Former Amtrak service between Chicago, IL and St. Louis, MO

The State House was a passenger train operated by Amtrak (the National Railroad Passenger Corporation) between Chicago, Illinois, and St. Louis, Missouri in the United States. This service began in 1973 and continued until 2006, when it was re-branded as the Lincoln Service as part of a three-fold service expansion over that route.

== History ==
The State Houses existence is book-ended by two dramatic changes in the state of Illinois' passenger rail service. The State House made its first run on October 1, 1973, the same day that two French-built Turboliner trainsets replaced the conventional Abraham Lincoln and Prairie State on the Chicago—St. Louis corridor. This third round-trip was intended as a Chicago—Springfield route and received funding from the Illinois Department of Transportation. Amtrak decided to continue the train to St. Louis (at its own expense) via Carlinville and Alton because of the difficulty in turning the train in Springfield.

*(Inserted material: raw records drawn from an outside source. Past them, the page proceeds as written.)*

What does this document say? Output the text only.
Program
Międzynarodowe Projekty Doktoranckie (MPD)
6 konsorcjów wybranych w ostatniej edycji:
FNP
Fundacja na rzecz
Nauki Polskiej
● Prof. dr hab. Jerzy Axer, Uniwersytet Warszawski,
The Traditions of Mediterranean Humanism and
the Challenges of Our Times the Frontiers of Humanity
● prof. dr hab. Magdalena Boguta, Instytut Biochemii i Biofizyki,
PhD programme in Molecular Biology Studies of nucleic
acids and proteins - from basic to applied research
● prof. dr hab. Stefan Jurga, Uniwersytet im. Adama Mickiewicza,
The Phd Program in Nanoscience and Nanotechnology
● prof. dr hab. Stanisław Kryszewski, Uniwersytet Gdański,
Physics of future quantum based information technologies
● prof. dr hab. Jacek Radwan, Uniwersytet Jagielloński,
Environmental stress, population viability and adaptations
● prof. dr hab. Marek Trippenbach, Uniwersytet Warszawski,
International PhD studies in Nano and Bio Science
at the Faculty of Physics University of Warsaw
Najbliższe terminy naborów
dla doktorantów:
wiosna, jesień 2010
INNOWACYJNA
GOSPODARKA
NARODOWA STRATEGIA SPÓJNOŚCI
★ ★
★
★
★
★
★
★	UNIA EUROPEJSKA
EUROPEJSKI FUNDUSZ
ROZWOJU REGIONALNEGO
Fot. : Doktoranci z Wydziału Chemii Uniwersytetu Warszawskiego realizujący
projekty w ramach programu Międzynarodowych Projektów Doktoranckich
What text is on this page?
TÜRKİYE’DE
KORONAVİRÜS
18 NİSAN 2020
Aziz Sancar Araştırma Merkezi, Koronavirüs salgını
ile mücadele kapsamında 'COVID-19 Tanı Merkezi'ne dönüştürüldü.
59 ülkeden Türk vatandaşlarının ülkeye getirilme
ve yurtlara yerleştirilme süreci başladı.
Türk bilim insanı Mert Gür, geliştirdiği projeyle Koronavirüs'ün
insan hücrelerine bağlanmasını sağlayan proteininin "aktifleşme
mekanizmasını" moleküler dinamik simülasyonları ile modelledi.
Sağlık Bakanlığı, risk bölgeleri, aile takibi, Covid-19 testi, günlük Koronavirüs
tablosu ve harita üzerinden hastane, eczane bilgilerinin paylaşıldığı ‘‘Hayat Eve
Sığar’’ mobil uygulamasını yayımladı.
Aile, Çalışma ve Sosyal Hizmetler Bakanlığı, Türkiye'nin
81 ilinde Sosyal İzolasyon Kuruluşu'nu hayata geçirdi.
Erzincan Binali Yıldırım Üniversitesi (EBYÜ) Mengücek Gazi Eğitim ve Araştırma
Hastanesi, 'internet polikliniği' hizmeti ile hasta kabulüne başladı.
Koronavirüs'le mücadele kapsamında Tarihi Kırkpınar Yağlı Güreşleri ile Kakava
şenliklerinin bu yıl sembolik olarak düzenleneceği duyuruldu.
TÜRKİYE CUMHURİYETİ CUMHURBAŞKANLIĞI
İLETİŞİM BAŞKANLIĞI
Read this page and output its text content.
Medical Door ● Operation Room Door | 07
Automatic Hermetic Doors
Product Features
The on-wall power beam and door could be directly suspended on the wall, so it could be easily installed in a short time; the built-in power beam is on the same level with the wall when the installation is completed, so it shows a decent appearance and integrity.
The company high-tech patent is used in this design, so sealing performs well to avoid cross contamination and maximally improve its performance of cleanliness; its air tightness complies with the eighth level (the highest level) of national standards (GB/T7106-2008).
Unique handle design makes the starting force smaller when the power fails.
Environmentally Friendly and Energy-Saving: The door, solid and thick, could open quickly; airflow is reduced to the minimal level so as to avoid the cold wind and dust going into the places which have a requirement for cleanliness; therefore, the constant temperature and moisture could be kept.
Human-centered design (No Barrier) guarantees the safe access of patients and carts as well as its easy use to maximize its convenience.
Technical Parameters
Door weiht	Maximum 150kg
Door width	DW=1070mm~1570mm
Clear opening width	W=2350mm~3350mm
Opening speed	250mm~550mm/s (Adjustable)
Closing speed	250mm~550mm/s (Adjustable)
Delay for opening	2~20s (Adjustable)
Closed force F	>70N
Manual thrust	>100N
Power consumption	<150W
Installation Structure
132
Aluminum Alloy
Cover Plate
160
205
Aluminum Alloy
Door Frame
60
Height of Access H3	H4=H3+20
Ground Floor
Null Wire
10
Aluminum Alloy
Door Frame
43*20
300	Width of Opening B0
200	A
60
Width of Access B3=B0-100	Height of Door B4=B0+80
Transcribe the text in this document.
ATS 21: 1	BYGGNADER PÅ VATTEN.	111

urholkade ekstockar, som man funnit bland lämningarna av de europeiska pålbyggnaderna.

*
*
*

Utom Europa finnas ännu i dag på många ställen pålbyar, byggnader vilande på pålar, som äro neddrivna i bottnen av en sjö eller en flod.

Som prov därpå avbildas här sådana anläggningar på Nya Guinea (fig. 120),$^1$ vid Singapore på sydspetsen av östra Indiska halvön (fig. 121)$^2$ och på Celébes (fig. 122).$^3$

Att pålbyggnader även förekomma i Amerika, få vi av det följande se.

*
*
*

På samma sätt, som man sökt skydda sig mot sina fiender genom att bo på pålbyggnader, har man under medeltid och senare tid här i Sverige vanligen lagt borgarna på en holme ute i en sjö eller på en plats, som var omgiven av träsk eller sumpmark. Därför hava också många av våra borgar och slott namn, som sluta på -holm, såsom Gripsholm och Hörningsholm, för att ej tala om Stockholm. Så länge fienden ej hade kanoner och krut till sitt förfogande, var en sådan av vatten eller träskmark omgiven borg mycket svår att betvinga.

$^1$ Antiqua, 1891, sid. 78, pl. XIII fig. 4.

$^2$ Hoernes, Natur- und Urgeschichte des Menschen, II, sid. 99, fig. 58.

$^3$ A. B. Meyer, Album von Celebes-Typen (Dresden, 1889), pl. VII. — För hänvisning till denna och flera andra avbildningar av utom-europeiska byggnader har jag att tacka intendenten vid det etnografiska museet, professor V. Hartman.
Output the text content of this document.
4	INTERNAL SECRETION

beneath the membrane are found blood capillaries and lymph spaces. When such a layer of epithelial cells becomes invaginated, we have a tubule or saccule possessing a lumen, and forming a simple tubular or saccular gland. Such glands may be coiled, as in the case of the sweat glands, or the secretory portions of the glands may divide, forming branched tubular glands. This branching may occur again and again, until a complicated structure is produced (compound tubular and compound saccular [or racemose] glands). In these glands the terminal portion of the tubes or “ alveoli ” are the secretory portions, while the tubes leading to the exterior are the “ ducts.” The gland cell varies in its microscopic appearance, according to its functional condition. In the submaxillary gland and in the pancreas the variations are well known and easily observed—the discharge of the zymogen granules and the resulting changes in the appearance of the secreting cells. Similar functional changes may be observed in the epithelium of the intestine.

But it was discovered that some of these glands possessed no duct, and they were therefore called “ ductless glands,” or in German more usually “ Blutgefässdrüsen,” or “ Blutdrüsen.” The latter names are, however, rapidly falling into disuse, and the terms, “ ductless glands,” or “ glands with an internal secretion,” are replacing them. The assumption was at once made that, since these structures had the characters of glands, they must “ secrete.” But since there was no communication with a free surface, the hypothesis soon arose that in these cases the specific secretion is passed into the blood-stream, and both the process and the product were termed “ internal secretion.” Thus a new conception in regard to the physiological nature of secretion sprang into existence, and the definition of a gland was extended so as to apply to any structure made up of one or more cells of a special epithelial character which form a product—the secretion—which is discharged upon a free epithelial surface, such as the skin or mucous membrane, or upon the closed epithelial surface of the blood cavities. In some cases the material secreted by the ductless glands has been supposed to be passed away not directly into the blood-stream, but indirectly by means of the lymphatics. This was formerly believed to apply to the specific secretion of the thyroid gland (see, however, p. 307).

Over its 33-year history the State House stopped in Joliet, Pontiac, Lincoln, Springfield, Carlinville, Alton and St. Louis. Service to Bloomington ended on June 10, 1990, when operations moved to a new station up the tracks in Normal. Service to Dwight began October 26, 1986, and Summit on October 25, 1987.

From 1986 to 1996, the State House was complemented as far as Springfield by the Loop, which departed Chicago in the morning and returned in the afternoon.

Amtrak re-branded the State House as the Lincoln Service on October 30, 2006, as it and Illinois launched two additional round-trips over the same corridor.